As a post script ... afterward we found out Andy Bell (the singer in Erasure, for you heathens) was at the Gold Coast, so we drove up and hung out in a casual proximity to him for a while. It was a truly Detroit moment, hanging out near one of my favorite performers of all time in a shithole bar in the ghetto watching drag queens and strippers. And because Erasure has been a favorite group of mine since before you were born, I was forced to humiliate myself by going up to Andy and telling him how much I love them and how significant Erasure's music has been in my life. I know, what a retard! I couldn't stop myself, I do love them. And he couldn't have been more gracious or kind. I was embarrassed, because usually I just ignore celebrities and watch them out of the corner of my eye. But after I did it I was secretly happy. Worship your idols.

Sunday, August 5, 2007

The Spirit of Detroit has a nice ass

Some guy who is doing restoration work on the Spirit of Detroit statue at Woodward and Jefferson apparently created some miniatures to test patinas (or something, I can't be bothered with the specifics). Now he is offering cast miniature models of the statue for the Detroit enthusiast you love. Love a lot, by the way, because they are $9,000 each, apparently.

(As an art-buying aside, $9,000 isn't necessarily a crazy amount for a 12" cast bronze piece. But it might be when you are talking about a relatively poor replica of a public statue vs. original art by an artist with a reputation).

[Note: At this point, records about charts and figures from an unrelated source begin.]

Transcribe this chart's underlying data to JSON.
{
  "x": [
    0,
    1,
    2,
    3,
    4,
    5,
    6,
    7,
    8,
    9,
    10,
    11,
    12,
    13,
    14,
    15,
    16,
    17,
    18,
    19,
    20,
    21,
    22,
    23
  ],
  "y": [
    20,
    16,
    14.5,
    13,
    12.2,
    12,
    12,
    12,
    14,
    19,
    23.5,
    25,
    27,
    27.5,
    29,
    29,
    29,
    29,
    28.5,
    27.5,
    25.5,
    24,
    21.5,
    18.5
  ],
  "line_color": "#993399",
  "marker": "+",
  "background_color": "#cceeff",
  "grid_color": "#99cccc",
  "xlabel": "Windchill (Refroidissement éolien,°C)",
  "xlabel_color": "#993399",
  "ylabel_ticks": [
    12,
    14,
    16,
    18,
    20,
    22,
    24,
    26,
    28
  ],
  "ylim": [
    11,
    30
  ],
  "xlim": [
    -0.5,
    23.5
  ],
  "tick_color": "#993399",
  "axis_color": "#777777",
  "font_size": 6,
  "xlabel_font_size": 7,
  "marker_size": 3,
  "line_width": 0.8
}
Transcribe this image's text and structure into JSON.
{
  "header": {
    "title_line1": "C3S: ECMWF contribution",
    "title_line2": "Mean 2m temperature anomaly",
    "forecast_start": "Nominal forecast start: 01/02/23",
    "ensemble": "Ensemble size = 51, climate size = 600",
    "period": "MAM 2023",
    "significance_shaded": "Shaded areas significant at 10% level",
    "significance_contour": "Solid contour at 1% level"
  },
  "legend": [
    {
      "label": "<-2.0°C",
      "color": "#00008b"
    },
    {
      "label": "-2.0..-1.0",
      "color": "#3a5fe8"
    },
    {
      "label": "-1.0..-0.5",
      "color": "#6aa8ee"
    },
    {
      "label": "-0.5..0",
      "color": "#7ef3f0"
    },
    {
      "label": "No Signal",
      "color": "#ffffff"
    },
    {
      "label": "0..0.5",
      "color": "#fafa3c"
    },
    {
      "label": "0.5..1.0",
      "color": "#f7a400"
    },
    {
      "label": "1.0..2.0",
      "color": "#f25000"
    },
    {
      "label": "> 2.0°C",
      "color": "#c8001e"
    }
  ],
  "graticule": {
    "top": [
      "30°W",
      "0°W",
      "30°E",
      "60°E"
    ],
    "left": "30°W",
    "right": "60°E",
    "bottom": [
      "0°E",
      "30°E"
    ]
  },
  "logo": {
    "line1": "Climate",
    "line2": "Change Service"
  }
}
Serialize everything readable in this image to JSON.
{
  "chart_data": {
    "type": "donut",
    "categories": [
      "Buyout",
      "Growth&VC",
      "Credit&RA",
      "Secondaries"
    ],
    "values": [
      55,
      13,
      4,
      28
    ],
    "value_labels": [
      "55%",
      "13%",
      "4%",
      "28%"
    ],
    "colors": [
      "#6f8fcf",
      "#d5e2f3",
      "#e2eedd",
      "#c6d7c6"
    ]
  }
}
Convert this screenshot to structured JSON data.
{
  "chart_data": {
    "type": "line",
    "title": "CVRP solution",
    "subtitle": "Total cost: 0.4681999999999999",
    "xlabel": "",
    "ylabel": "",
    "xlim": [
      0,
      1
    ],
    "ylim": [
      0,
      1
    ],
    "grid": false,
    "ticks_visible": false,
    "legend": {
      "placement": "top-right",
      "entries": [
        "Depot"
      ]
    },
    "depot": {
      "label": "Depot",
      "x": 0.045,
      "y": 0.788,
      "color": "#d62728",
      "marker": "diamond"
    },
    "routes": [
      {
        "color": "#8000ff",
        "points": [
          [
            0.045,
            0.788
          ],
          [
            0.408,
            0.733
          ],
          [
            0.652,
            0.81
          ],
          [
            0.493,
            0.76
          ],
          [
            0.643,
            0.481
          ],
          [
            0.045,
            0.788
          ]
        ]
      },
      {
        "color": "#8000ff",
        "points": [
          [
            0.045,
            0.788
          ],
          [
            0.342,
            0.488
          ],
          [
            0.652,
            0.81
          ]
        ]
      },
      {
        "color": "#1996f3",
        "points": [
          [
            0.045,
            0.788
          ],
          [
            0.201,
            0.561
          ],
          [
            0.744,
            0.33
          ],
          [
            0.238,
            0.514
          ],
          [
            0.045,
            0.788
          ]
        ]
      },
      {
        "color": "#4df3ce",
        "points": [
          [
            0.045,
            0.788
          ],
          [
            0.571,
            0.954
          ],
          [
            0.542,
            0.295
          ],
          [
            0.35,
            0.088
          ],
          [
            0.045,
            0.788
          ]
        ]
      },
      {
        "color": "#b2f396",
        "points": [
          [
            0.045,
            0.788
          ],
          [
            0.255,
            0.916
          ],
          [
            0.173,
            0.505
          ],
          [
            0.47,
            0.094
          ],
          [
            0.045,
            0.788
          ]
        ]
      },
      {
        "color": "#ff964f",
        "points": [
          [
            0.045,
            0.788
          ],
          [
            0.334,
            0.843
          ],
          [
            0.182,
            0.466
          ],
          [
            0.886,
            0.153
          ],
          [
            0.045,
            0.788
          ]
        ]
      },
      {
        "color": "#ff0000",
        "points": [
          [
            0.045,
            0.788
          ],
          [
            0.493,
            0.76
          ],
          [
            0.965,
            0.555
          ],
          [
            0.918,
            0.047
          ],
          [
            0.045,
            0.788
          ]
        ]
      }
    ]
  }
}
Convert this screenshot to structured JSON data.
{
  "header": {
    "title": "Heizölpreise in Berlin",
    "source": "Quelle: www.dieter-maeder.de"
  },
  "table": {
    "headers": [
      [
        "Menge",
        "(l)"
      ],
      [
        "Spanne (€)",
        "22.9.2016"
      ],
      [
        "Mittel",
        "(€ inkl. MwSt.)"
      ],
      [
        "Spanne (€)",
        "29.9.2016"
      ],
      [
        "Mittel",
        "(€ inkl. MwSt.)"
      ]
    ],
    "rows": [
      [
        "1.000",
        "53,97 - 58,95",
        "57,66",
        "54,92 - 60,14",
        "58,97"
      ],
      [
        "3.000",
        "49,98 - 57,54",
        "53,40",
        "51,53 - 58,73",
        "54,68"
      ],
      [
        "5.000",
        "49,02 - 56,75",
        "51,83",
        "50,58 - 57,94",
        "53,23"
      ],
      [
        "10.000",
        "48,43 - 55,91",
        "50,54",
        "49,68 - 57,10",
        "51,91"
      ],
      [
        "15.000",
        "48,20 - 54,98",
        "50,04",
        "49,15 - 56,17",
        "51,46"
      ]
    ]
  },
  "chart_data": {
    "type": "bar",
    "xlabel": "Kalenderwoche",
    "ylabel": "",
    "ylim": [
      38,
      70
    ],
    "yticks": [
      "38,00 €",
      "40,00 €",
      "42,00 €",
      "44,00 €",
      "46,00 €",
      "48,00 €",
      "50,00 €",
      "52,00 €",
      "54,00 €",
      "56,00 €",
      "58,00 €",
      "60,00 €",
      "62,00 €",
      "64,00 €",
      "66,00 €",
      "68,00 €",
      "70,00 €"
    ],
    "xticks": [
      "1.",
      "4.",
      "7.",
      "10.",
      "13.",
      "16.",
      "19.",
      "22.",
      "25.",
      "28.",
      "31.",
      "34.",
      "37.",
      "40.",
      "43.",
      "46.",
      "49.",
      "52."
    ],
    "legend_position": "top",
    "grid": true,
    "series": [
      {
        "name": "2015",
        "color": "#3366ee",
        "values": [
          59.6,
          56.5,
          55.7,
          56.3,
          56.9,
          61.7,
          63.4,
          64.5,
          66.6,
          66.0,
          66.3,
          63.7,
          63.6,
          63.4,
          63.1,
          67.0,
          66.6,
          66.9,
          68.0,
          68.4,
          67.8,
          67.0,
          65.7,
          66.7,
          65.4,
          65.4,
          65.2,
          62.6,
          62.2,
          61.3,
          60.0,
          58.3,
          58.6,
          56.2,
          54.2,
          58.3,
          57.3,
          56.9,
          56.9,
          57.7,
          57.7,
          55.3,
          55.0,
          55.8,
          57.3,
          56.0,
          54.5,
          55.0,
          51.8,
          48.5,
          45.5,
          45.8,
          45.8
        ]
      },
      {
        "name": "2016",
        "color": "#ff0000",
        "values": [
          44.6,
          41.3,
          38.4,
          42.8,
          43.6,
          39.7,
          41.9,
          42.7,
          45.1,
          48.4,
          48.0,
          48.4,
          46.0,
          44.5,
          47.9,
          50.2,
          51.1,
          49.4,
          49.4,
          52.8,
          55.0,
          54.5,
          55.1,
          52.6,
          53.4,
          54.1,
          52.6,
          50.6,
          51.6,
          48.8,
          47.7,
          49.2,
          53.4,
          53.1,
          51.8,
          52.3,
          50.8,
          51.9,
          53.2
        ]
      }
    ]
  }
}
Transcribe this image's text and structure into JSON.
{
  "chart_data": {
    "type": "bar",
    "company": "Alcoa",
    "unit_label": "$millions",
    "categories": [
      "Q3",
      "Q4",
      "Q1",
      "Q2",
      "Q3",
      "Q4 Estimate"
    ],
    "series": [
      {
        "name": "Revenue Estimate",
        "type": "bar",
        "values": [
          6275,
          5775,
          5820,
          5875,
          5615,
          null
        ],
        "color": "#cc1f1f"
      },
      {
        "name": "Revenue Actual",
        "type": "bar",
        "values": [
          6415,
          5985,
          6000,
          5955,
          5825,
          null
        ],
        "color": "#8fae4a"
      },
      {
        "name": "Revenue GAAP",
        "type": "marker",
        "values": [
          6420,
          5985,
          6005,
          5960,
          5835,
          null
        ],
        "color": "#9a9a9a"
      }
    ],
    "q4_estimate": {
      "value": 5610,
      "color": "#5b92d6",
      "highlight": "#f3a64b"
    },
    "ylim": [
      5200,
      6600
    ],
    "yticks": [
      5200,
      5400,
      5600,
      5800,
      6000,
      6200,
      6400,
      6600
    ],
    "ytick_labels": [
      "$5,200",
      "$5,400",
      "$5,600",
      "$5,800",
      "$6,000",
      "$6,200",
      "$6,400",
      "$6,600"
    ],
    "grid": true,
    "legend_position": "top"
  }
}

That's neither here nor there as far as I'm concerned, because while this replica may have changed the very generic cute Anglo facial features of the real statue into something more Bel Ami Studios Eastern European porn ...

The original's hair is cuter too.

... and while the mesomorphic body type of the original seems to have given way to a leaner ectomorphic body, I want to simply point out this:

What exactly is he squatting on?

Now THAT'S the spirit of MY Detroit.

Friday, August 3, 2007

Come back to the five and dime, JonBenet, JonBenet ...

The pageant world is weird, as we all know, and the child pageant world is 18 kinds of crazy. That is why we love it so much. I mean hate it. I mean, well, I don't actually know what I mean.

I do know that the spinoff industries from the pageant world never fail to amaze me. Take, for example, the world of photo retouching, as demonstrated on the website for Total Makeover Retouching ("For days she doesn't feel like sitting through hair/make-up and a photo shoot.") Only in the world of child pageantry could a person with ham-fisted photoshopping skills as demonstrated below not only be proud of the end result, but find customers who actually WANT the final product!

The great thing about this website of the person who offers these services is that under each photo sample, she lists the "enhancements" that were made:

Total Makeover Retouching
his Enhancement Includes:
*Curls replaced
*Shirt colorized
*Irises replaced & moved for eye contact
*Lashes added
*Stray hairs removed
*Blush added
*Skin tanned
*Brows shaped
*Skin blended
*Dark circles faded
*Background changed
*Photo angled & shapened
*Overall color & contrast corrected

From Snapshot to Low Glamour Pageant Photo
(A more natural look.)
This Photo Enhancement Includes:
*Skin blended
*Flesh tones boosted to peachy hues
*Bow shadows removed from forehead
*Drool removed from mouth
*Eyes brightened and sharpened
*Catch lights corrected in eyes
*Dark circles gently faded, while natural eye creases are preserved for a natural appearance
*Lashes added
*Lip line corrected
*Photo zoomed, cropped, and sharpened

I am not sure exactly what the worst part of this whole thing is ... adults who want to make children look like dolls, or little girls who grow up thinking no picture of them is good enough unless it's obscenely retouched. Click through that site, there is some crazy shit on there!

Of course the gays, who can be a funny bunch, could not leave this alone. One clever boy from NYC posted his OWN photo retouching, and listed his enhancements too:

This Enhancement Includes:
*Irises replaced and moved for eye contact
*Stray hairs removed
*Brows Shaped
*Carol Channing
*Tammy Faye post hamburger and fries in heaven
*Dakota Fanning post cell phone delete
*Ms JonBenet Ramsey, formerly of Boulder CO.

Now that is a touch-up I can live with.